High availability & DR
Multi-AZ, multi-Region, RTO/RPO strategies.
Designing for high availability and disaster recovery is the heart of the Reliability pillar. The guiding assumption is that everything fails eventually, so you architect to absorb failures and recover within defined objectives.
Multi-AZ and multi-Region
High availability starts with multi-AZ: spread every tier across at least two Availability Zones so a data-center failure is absorbed — Auto Scaling groups across AZs behind a load balancer for compute, Multi-AZ databases for data. For protection against a whole-Region failure or for global latency, multi-Region designs replicate data and stand up capacity in a second Region, coordinated by Route 53 failover or latency routing. Multi-AZ is the default expectation for production; multi-Region is added when the business requires surviving a Region-wide event or serving users globally with local latency, and it costs and complicates more.
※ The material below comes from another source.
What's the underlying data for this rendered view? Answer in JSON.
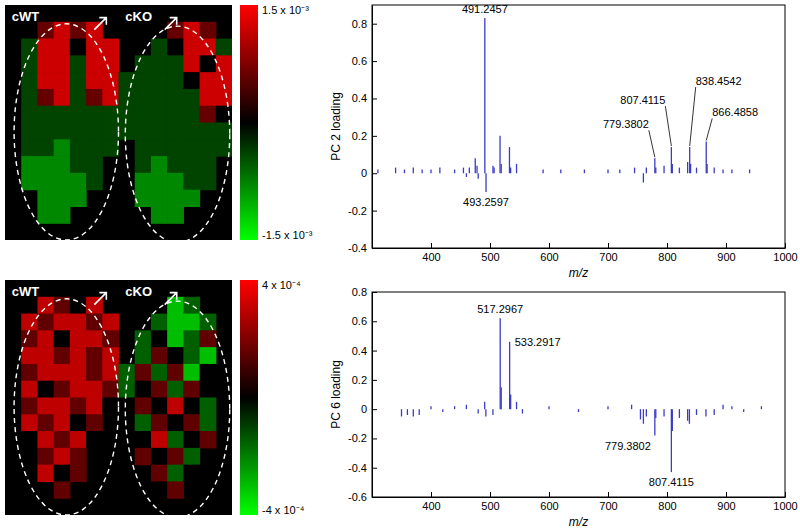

# HA (within a Region) — the production default:# ALB → Auto Scaling group across AZ-a/b/c# RDS Multi-AZ (synchronous standby, auto failover)## DR (across Regions) — for Region-level protection:# replicate data to a second Region (e.g. Aurora Global, S3 CRR)# Route 53 failover routing → promote the DR Region on outage
DR strategies, RTO and RPO
Disaster-recovery strategies trade cost against recovery speed. Backup and restore is cheapest and slowest — restore from backups after an event. Pilot light keeps a minimal core (like a replicated database) always running in the DR Region, scaled up on failover. Warm standby runs a scaled-down but functional copy ready to take traffic. Multi-site active-active runs full capacity in both Regions for near-zero downtime and the highest cost. You choose based on two objectives: RTO (Recovery Time Objective — how long you can be down) and RPO (Recovery Point Objective — how much data loss is acceptable). Tighter RTO/RPO demands a more expensive strategy; match the strategy to the business requirement, not to fear.